Minoru Morimoto, Japan's IWC representative, said at the opening of the conference that the boycott made it "almost impossible" to have a worthwhile discussion on reforming the IWC, which Japan argues should manage commercial whaling rather than ban it outright.
"The possibility of achieving normalization of the IWC is also being lost," Morimoto said.
A global moratorium on commercial whaling has existed since 1986, but Japan kills hundreds of whales each year under a scientific whaling program conducted within the commission's rules. The meat from the program is sold as food.
Tokyo maintains that whaling is a national tradition and a vital part of its food culture, and argues that whale stocks have sufficiently recovered since 1986 to allow a resumption of limited hunts of certain species.

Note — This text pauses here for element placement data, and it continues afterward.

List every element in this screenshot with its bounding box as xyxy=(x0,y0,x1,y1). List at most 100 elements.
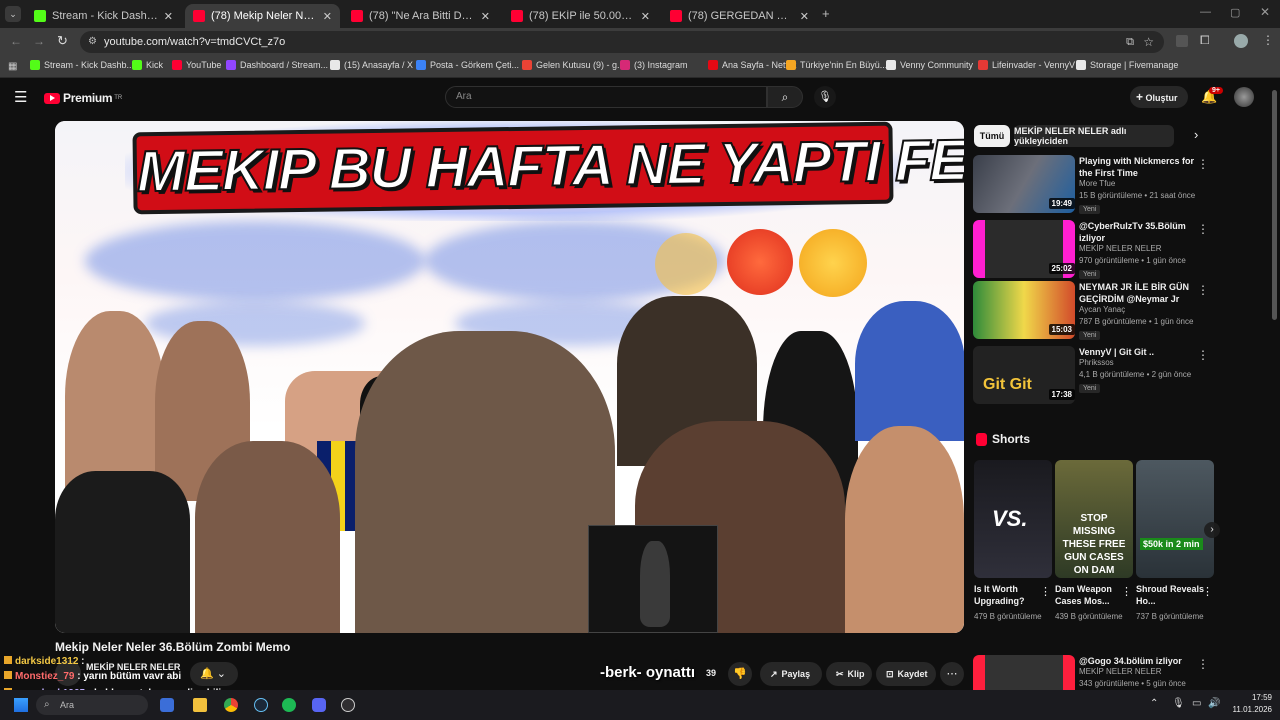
taskbar-app-icon[interactable] xyxy=(160,698,174,712)
profile-avatar[interactable] xyxy=(1234,34,1248,48)
tab-close-icon[interactable]: ✕ xyxy=(164,10,173,23)
taskbar-search-box[interactable]: ⌕ Ara xyxy=(36,695,148,715)
extensions-puzzle-icon[interactable]: ⧠ xyxy=(1200,33,1210,48)
short-title[interactable]: Is It Worth Upgrading? xyxy=(974,583,1044,607)
bookmark-item[interactable]: Lifeinvader - VennyV xyxy=(978,60,1075,70)
install-app-icon[interactable]: ⧉ xyxy=(1126,31,1134,53)
tray-chevron-icon[interactable]: ⌃ xyxy=(1150,698,1158,709)
short-more-options-icon[interactable]: ⋮ xyxy=(1202,585,1213,598)
hamburger-menu-icon[interactable]: ☰ xyxy=(14,88,27,106)
bookmark-item[interactable]: Dashboard / Stream... xyxy=(226,60,328,70)
more-options-icon[interactable]: ⋮ xyxy=(1197,348,1209,362)
tab-1[interactable]: Stream - Kick Dashboard ✕ xyxy=(26,4,181,28)
url-input[interactable]: ⚙ youtube.com/watch?v=tmdCVCt_z7o ⧉ ☆ xyxy=(80,31,1164,53)
youtube-logo[interactable]: Premium TR xyxy=(44,91,122,105)
maximize-icon[interactable]: ▢ xyxy=(1230,6,1240,19)
video-channel[interactable]: More Tfue xyxy=(1079,179,1115,188)
tab-close-icon[interactable]: ✕ xyxy=(481,10,490,23)
video-channel[interactable]: Aycan Yanaç xyxy=(1079,305,1125,314)
site-info-icon[interactable]: ⚙ xyxy=(88,31,97,53)
tab-2[interactable]: (78) Mekip Neler Neler 36.Bölüm ✕ xyxy=(185,4,340,28)
save-button[interactable]: ⊡ Kaydet xyxy=(876,662,936,686)
more-options-icon[interactable]: ⋮ xyxy=(1197,657,1209,671)
bookmark-item[interactable]: (15) Anasayfa / X xyxy=(330,60,413,70)
bookmark-item[interactable]: Türkiye'nin En Büyü... xyxy=(786,60,887,70)
file-explorer-icon[interactable] xyxy=(193,698,207,712)
short-title[interactable]: Shroud Reveals Ho... xyxy=(1136,583,1206,607)
short-thumbnail[interactable]: VS. xyxy=(974,460,1052,578)
reload-icon[interactable]: ↻ xyxy=(57,33,68,49)
browser-menu-icon[interactable]: ⋮ xyxy=(1262,33,1274,47)
more-actions-button[interactable]: ⋯ xyxy=(940,662,964,686)
page-scrollbar[interactable] xyxy=(1272,90,1277,320)
steam-icon[interactable] xyxy=(254,698,268,712)
short-more-options-icon[interactable]: ⋮ xyxy=(1040,585,1051,598)
bookmark-item[interactable]: Kick xyxy=(132,60,163,70)
recommended-video[interactable]: @Gogo 34.bölüm izliyor MEKİP NELER NELER 3… xyxy=(973,655,1213,713)
back-icon[interactable]: ← xyxy=(10,34,22,48)
short-title[interactable]: Dam Weapon Cases Mos... xyxy=(1055,583,1125,607)
windows-start-icon[interactable] xyxy=(14,698,28,712)
subscribe-bell-button[interactable]: 🔔 ⌄ xyxy=(190,662,238,686)
more-options-icon[interactable]: ⋮ xyxy=(1197,157,1209,171)
recommended-video[interactable]: Git Git 17:38 VennyV | Git Git .. Phrikssos… xyxy=(973,346,1213,404)
forward-icon[interactable]: → xyxy=(33,34,45,48)
recommended-video[interactable]: 15:03 NEYMAR JR İLE BİR GÜN GEÇİRDİM @Ney… xyxy=(973,281,1213,340)
more-options-icon[interactable]: ⋮ xyxy=(1197,222,1209,236)
tab-3[interactable]: (78) "Ne Ara Bitti Dedirten Vide ✕ xyxy=(343,4,498,28)
spotify-icon[interactable] xyxy=(282,698,296,712)
bookmark-item[interactable]: Venny Community xyxy=(886,60,973,70)
obs-icon[interactable] xyxy=(341,698,355,712)
network-icon[interactable]: ▭ xyxy=(1192,698,1201,709)
share-button[interactable]: ↗ Paylaş xyxy=(760,662,822,686)
search-button[interactable]: ⌕ xyxy=(767,86,803,108)
tab-search-icon[interactable]: ⌄ xyxy=(5,6,21,22)
tab-close-icon[interactable]: ✕ xyxy=(800,10,809,23)
voice-search-icon[interactable]: 🎙 xyxy=(814,86,836,108)
bookmark-item[interactable]: Storage | Fivemanage xyxy=(1076,60,1178,70)
recommended-video[interactable]: 25:02 @CyberRulzTv 35.Bölüm izliyor MEKİP … xyxy=(973,220,1213,279)
tab-4[interactable]: (78) EKİP ile 50.000TL ÖDÜLLÜ ✕ xyxy=(503,4,658,28)
chips-next-icon[interactable]: › xyxy=(1194,127,1198,142)
bookmark-item[interactable]: Ana Sayfa - Netflix xyxy=(708,60,797,70)
chip-all[interactable]: Tümü xyxy=(974,125,1010,147)
dislike-button[interactable]: 👎 xyxy=(728,662,752,686)
short-thumbnail[interactable]: STOP MISSING THESE FREE GUN CASES ON DAM xyxy=(1055,460,1133,578)
tab-close-icon[interactable]: ✕ xyxy=(323,10,332,23)
tab-5[interactable]: (78) GERGEDAN YAR | Madara ✕ xyxy=(662,4,817,28)
account-avatar[interactable] xyxy=(1234,87,1254,107)
bookmark-item[interactable]: Posta - Görkem Çeti... xyxy=(416,60,519,70)
chrome-icon[interactable] xyxy=(224,698,238,712)
new-tab-icon[interactable]: + xyxy=(822,6,830,21)
short-more-options-icon[interactable]: ⋮ xyxy=(1121,585,1132,598)
bookmark-item[interactable]: YouTube xyxy=(172,60,221,70)
volume-icon[interactable]: 🔊 xyxy=(1208,698,1220,709)
apps-grid-icon[interactable]: ▦ xyxy=(8,61,17,72)
bookmark-label: Türkiye'nin En Büyü... xyxy=(800,60,888,70)
video-channel[interactable]: Phrikssos xyxy=(1079,358,1114,367)
bookmark-item[interactable]: Stream - Kick Dashb... xyxy=(30,60,134,70)
close-window-icon[interactable]: ✕ xyxy=(1260,5,1270,19)
taskbar-time[interactable]: 17:59 xyxy=(1232,693,1272,702)
video-player[interactable]: MEKIP BU HAFTA NE YAPTI FENA xyxy=(55,121,964,633)
clip-button[interactable]: ✂ Klip xyxy=(826,662,872,686)
bookmark-item[interactable]: Gelen Kutusu (9) - g... xyxy=(522,60,625,70)
video-channel[interactable]: MEKİP NELER NELER xyxy=(1079,244,1162,253)
discord-icon[interactable] xyxy=(312,698,326,712)
shorts-next-icon[interactable]: › xyxy=(1204,522,1220,538)
create-button[interactable]: + Oluştur xyxy=(1130,86,1188,108)
like-count[interactable]: 39 xyxy=(706,668,716,678)
more-options-icon[interactable]: ⋮ xyxy=(1197,283,1209,297)
bookmark-star-icon[interactable]: ☆ xyxy=(1143,31,1154,53)
taskbar-date[interactable]: 11.01.2026 xyxy=(1222,705,1272,714)
extension-icon[interactable] xyxy=(1176,35,1188,47)
search-input[interactable]: Ara xyxy=(445,86,767,108)
minimize-icon[interactable]: — xyxy=(1200,6,1211,18)
tab-close-icon[interactable]: ✕ xyxy=(641,10,650,23)
chip-from-uploader[interactable]: MEKİP NELER NELER adlı yükleyiciden xyxy=(1014,125,1174,147)
short-thumbnail[interactable]: $50k in 2 min xyxy=(1136,460,1214,578)
recommended-video[interactable]: 19:49 Playing with Nickmercs for the Firs… xyxy=(973,155,1213,214)
microphone-icon[interactable]: 🎙 xyxy=(1172,698,1185,709)
bookmark-item[interactable]: (3) Instagram xyxy=(620,60,688,70)
video-channel[interactable]: MEKİP NELER NELER xyxy=(1079,667,1162,676)
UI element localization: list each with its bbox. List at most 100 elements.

Many environmental groups claim Japan's research program is merely an excuse to keep hunting whales. Japan argues the program is needed to gauge whale populations and to study their breeding and feeding habits.
Opponents also accused Japan of buying support from other nations in the IWC with aid.
Attendees will start working on a report on IWC reform during Wednesday's session, Fisheries Agency official Joji Morishita told reporters Tuesday evening. The report will eventually be submitted to the IWC for its consideration, he said.
"For many years the IWC has been at an impasse," said Turid Rodrigues Eusebio, the representative from Norway, a leading pro-whaling country.
Anti-hunt protesters have clashed, sometimes violently, in recent days with Japanese whaling ships in the South Pacific.
On Friday conservationists threw stink bombs onto the deck of a whale processing ship after a confrontation at high seas, prompting the Japanese government to brand them "terrorists." Another protest ship collided with a Japanese whale-spotting ship on Monday. Both claimed they were rammed by the other. There were no injuries.
The Japanese ships are authorized to slaughter up to 945 whales in Antarctic waters under the scientific whaling program.